Quels ont été les challenges professionnels et personnels auxquels vous avez dû faire face ?
En 2013, après avoir « survécu » 23 trimestres sous la pression du Nasdaq chez Autodesk, j’ai quitté la société et décidé de me lancer dans l’entreprenariat en créant la société Novade, un éditeur de logiciel qui fournit aux entreprises du BTP une plateforme digitale pour la gestion du suivi des chantiers de construction. L'activité a démarré très modestement dans un bureau au 9ème étage d'un bâtiment industriel dans le centre de Singapour. La société compte aujourd’hui 120 employés et opère dans 20 pays.

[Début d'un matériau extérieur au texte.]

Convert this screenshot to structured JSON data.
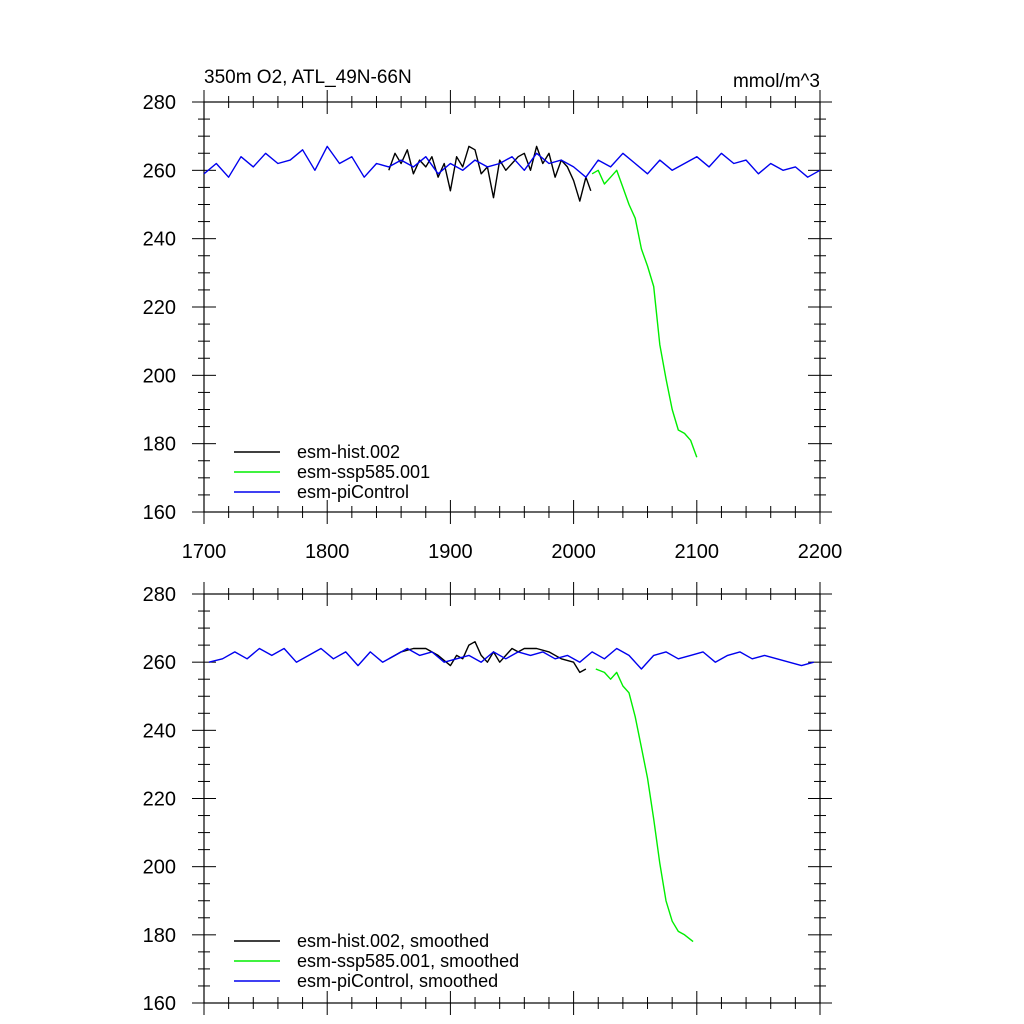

Nous sommes devenus le leader du secteur en Asie. Il y a trois ans nous avons créé une filiale en France et établi un centre de R&D – je me suis retrouvé sur la liste des investisseurs étrangers en France, dix-sept ans après mon arrivée à Singapour !
Etes-vous impliqué au sein des différentes institutions françaises ? A la Chambre de commerce française notamment ?
Je co-anime en effet depuis quelques années un groupe sous la tutelle de la FCCS, le CEO Tech Club. Il s'agit d'un groupe qui rassemble des entrepreneurs français basés à Singapour. Pour être membre il faut être fondateur ou patron d’une société de Tech et parler français. C'est un lieu de discussion passionnant où nous abordons des sujets propres aux entrepreneurs. Nous sommes plus d’une cinquantaine, le niveau de créativité et d’esprit d’entreprise des Français dans la zone est vraiment fascinant !
Comment voyez-vous la situation actuelle à Singapour dans le contexte de la pandémie ?
Ne pas pouvoir partir pendant les vacances est un peu frustrant, notamment l’été dernier, mais au vu de ce qui se passe dans le reste du monde, le fait de ne pas vivre dans le stress permanent d’attraper ce virus me semble être une situation très enviable.
En ce qui concerne Novade, nous avons eu beaucoup de chance : nous avons fait entrer au capital de la société des investisseurs institutionnels en mars 2020, ce qui nous a permis de continuer à investir et à croitre très fortement. Et nous avons été sélectionnés pas les autorités singapouriennes pour faire partie du programme « SCALE UP » dont le but est de permettre à quelques startup d’accélérer leur expansion mondiale.
En revanche le COVID ne nous a pas épargnés : un employé de 34 ans basé à Jakarta a récemment perdu la vie. Tout s’est passé très vite, en une semaine, un véritable traumatisme pour les équipes. C’est un rappel poignant que cette maladie ne touche pas que les personnes âgées, et que nous devons tous faire le maximum pour éviter la propagation de ce virus.
Et pour conclure, comment envisagez-vous votre avenir ?
J’évite de faire « des plans sur la comète ». Il y a vingt ans si on m’avait posé la question, j’aurais répondu que je souhaitais passer trois ans sur Singapour puis découvrir d’autres pays… Je suis toujours là !
Dans le cadre de l’anniversaire des 20 ans de lepetitjournal.com, l’édition de Singapour a souhaité donner la parole et mettre en lumière des Français et francophones résidant à Singapour depuis une vingtaine d’années.